With the help of a spiritual guide/mentor, I have unpeeled the layers of circumstances and feelings to discover the core issue creating most of my inner turmoil:
I have been caught between trying to live my life according to the scripts that others write for me and the one I try to write for myself.
Trapped might be a better description of how I have felt lately.
But I have come to a refreshing conclusion: That if I have not succeeded in satisfying people’s expectations by now, I never will. There is nothing else I can do that I have not already attempted to do. There is no end to what others might think I should do or not do.
Pleasing people is just not supposed to define my journey.
I have tried to resist these pressures by designing my own path. It has succeeded in confusing some and alienating others. Lately, I have been frustrated that this self-constructed path has not achieved its desired destination.
So, as I pause to contemplate…what next? I have come to this: It is time to discern what God’s script is for me. Apart from the defining attributes of my community. Apart from the self-constructed strategies I plan. Just apart.

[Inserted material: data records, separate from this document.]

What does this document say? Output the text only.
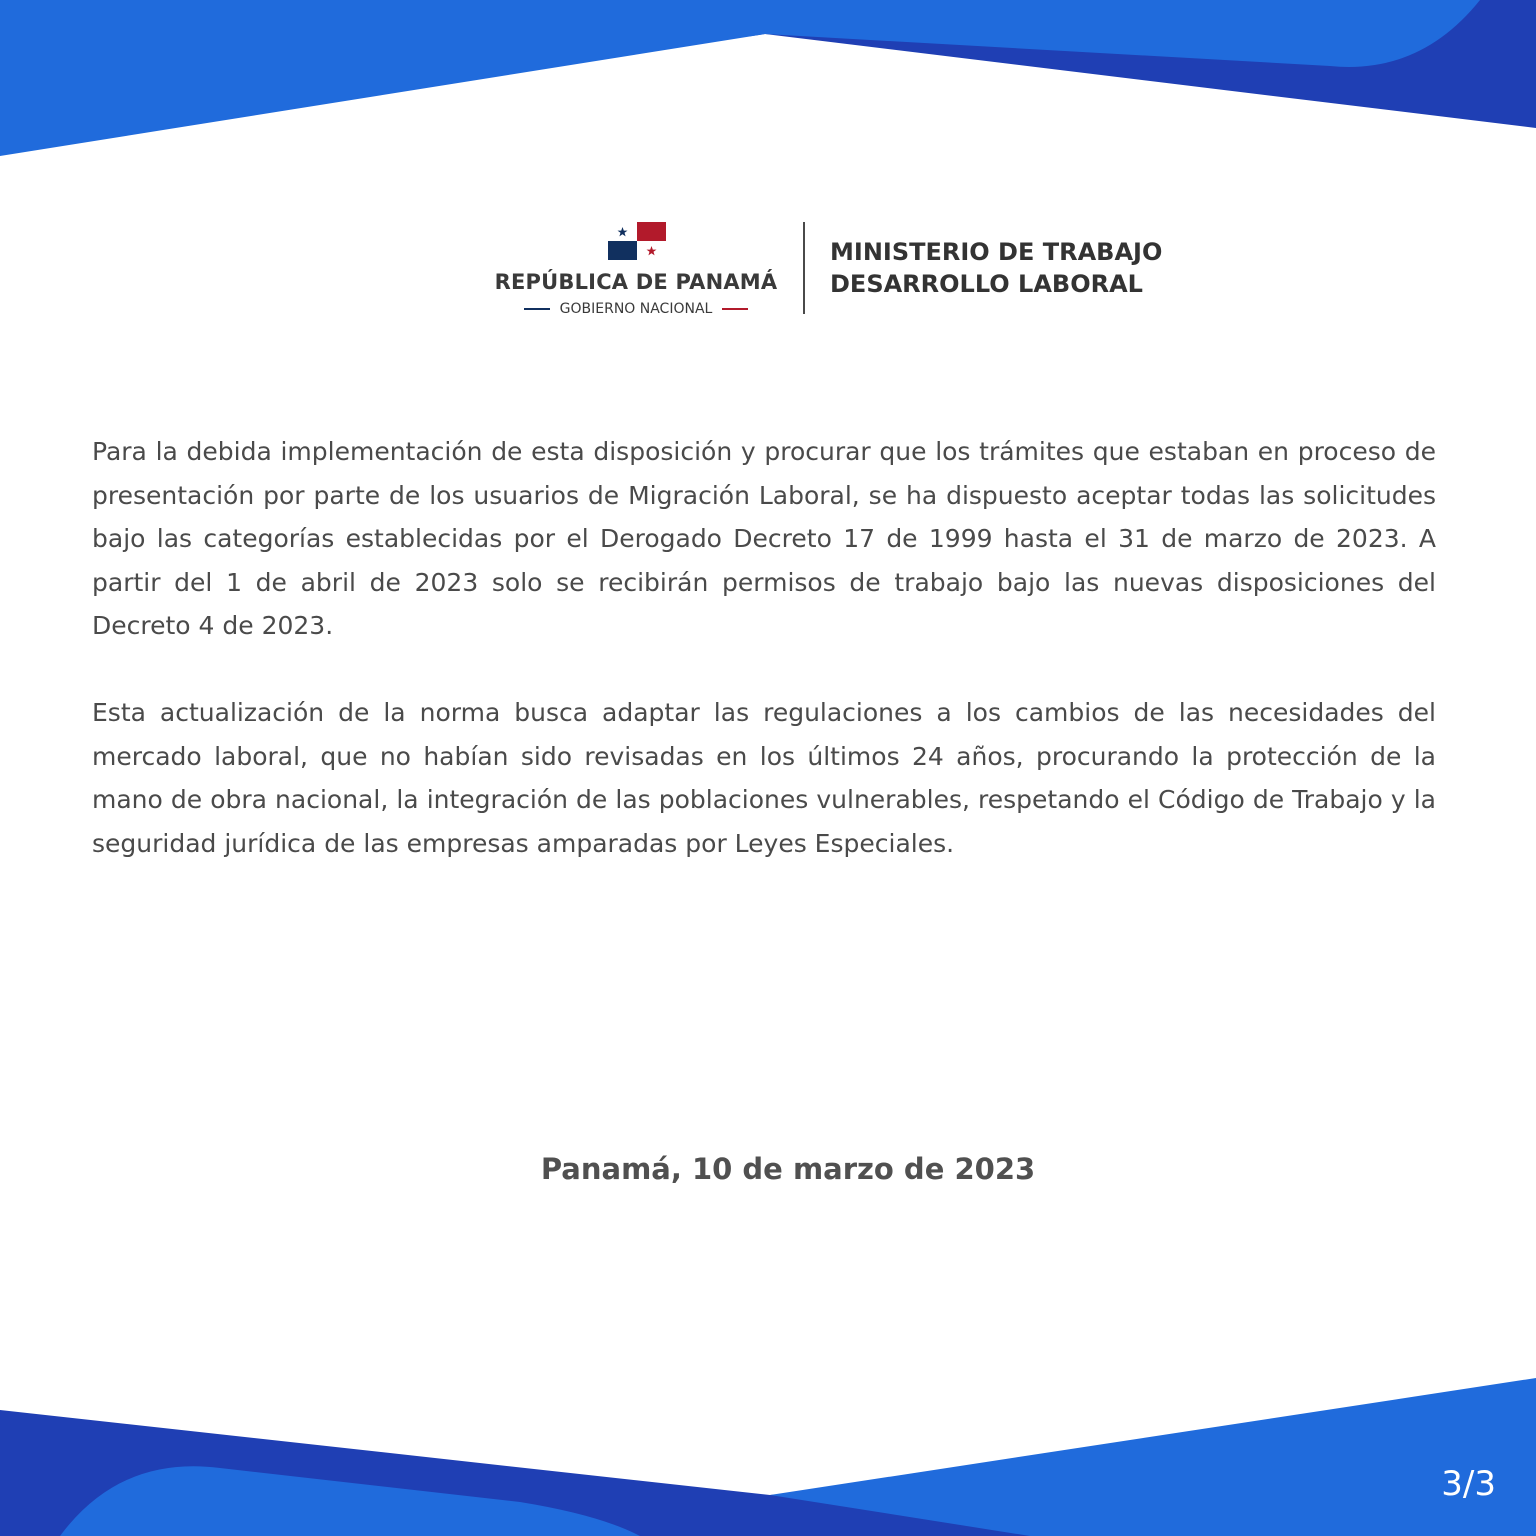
REPÚBLICA DE PANAMÁ
GOBIERNO NACIONAL
MINISTERIO DE TRABAJO
DESARROLLO LABORAL

Para la debida implementación de esta disposición y procurar que los trámites que estaban en proceso de presentación por parte de los usuarios de Migración Laboral, se ha dispuesto aceptar todas las solicitudes bajo las categorías establecidas por el Derogado Decreto 17 de 1999 hasta el 31 de marzo de 2023. A partir del 1 de abril de 2023 solo se recibirán permisos de trabajo bajo las nuevas disposiciones del Decreto 4 de 2023.

Esta actualización de la norma busca adaptar las regulaciones a los cambios de las necesidades del mercado laboral, que no habían sido revisadas en los últimos 24 años, procurando la protección de la mano de obra nacional, la integración de las poblaciones vulnerables, respetando el Código de Trabajo y la seguridad jurídica de las empresas amparadas por Leyes Especiales.

Panamá, 10 de marzo de 2023
3/3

A time of cultivating personal discipleship as a way of life. A time of reducing spiritual activity with the purpose of being still…so I may hear from God and God alone. A spiritual resting. A personal spiritual sabbatical.
The Jewish word Shalom comes to mind: peace. Christ said, My peace I give to you. My peace I leave with you, not the peace of the world, but my personal peace. (John 14:27 – my paraphrase).
In the same setting, the Last Supper, Christ closed his last message to the disciples with these remarks:
“In this world you will have tribulation, but be of good cheer- I have overcome the world” (John 16:33).
So, my journey has taken a detour. Seeking oasis where I may nourish my soul. Still waters. Lush pastures of God's own choosing, as He shepherds this sabbath to restore my soul.